Veröffentlicht am 19.01.2022 | Lesedauer: 20 Minuten

Von Adrian Rogl

 Technologie Aktien, die 2022 wieder durchstarten

Ja der Titel dieses Blogs ist etwas provokant und vielleicht auch ein bisschen Clickbait. Aber nur teilweise, denn es soll hier um Aktien gehen, bei denen wir in diesem (noch jungen) Jahr Potenzial sehen. Dabei haben wir uns einige unserer Top Picks rausgesucht. Unsere Analyse besteht aus einem kleinen fundamentalen Teil, sowie einem ausführlichen quantitativen Teil mit technischer Analyse. Die Daten und Kurse beziehen sich auf den Kenntnisstand zum Zeitpunkt der Recherche (16.01.2022).

Die Nasdaq am Abgrund?

Viele Technologie Werte haben bereits in Q4/2021, aber auch den ersten Handelstagen in 2022 stark geblutet.
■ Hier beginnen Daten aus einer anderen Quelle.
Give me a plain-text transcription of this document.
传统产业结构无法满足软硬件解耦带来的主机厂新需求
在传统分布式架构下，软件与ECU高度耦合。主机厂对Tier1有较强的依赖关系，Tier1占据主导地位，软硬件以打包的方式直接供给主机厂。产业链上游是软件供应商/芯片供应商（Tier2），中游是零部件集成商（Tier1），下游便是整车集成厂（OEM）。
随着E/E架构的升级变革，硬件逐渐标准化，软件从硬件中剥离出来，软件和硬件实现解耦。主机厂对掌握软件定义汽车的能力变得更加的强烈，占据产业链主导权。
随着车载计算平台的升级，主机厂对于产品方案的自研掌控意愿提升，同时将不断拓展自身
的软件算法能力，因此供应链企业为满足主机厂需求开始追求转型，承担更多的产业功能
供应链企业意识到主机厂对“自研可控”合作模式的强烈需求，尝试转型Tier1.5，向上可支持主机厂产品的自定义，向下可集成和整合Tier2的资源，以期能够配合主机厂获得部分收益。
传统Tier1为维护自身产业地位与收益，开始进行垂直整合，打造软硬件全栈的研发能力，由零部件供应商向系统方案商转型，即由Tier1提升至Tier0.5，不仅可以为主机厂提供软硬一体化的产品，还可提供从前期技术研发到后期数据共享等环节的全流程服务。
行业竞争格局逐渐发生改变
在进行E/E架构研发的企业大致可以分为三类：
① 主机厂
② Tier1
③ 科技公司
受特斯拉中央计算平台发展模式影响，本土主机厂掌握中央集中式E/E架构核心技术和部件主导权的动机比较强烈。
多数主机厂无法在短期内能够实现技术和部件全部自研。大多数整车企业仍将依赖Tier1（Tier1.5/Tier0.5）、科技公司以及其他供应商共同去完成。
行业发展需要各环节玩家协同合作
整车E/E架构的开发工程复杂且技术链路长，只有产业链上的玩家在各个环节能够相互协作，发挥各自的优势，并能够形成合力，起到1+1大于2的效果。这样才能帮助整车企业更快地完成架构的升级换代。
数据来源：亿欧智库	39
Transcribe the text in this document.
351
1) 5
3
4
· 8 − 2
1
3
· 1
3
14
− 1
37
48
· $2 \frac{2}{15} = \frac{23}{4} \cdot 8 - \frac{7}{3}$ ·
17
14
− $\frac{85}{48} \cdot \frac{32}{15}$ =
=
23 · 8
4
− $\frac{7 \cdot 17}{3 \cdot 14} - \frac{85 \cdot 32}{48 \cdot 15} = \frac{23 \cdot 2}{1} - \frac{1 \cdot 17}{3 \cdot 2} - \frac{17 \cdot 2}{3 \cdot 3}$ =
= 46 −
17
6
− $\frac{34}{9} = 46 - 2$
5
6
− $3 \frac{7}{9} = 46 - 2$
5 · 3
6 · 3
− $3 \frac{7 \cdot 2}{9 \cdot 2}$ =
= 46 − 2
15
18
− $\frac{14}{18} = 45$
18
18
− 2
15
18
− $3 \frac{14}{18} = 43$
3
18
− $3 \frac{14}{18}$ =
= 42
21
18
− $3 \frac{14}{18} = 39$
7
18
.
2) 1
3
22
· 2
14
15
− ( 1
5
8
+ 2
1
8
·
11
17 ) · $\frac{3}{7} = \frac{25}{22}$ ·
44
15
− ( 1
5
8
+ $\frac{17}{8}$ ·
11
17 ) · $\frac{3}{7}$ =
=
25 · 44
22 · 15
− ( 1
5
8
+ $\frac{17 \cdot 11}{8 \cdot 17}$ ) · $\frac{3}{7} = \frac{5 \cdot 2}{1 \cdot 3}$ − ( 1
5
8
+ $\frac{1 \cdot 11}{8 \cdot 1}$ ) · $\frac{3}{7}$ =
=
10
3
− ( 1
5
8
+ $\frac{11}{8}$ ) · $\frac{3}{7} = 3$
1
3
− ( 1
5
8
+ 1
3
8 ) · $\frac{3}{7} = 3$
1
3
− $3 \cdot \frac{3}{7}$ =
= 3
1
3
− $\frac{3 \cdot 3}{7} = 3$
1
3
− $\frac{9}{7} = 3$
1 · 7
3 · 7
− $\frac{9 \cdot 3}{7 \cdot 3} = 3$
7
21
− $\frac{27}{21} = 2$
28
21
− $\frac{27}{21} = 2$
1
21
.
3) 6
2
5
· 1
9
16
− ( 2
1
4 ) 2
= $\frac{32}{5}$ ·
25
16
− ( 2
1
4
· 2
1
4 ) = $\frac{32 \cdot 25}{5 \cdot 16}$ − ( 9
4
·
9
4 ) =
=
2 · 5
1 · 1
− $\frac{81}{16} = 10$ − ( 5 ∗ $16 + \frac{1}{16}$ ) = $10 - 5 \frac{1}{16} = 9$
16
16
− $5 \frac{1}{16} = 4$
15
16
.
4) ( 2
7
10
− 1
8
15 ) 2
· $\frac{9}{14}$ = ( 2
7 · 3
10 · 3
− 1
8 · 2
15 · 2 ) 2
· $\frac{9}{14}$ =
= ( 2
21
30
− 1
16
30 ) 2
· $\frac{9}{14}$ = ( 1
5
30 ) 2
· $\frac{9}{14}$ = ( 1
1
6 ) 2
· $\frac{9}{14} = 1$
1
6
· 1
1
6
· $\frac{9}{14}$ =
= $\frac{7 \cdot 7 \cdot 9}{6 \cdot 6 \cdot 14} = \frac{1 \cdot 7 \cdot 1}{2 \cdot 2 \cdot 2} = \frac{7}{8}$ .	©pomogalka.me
Der wichtigste Technologie-Index der Welt, der Nasdaq 100, wird vor allem durch Big-Tech-Konzerne wie Apple, Microsoft und Alphabet oben gehalten. Unternehmen mit geringeren Marktkapitalisierungen, pauschal vieles unter 500 Mrd. US-Dollar, haben gelitten. Vor allem eben Unternehmen aus der “zweiten Reihe” dürften den meisten Investoren keinen Spaß gemacht haben. Auch wenn diese Unternehmen nicht alle im Nasdaq sind, sollten da vor allem Namen genannt werden, die 2021 in irre Höhen geschossen wurden. Dazu gehören z. B. Cloudflare (-54,75 % seit Allzeithoch), PayPal (-42,58 % seit Allzeithoch), Block (-52,92 % seit Allzeithoch) oder chinesische Werte wie Pinduoduo (-71,45 % seit Allzeithoch).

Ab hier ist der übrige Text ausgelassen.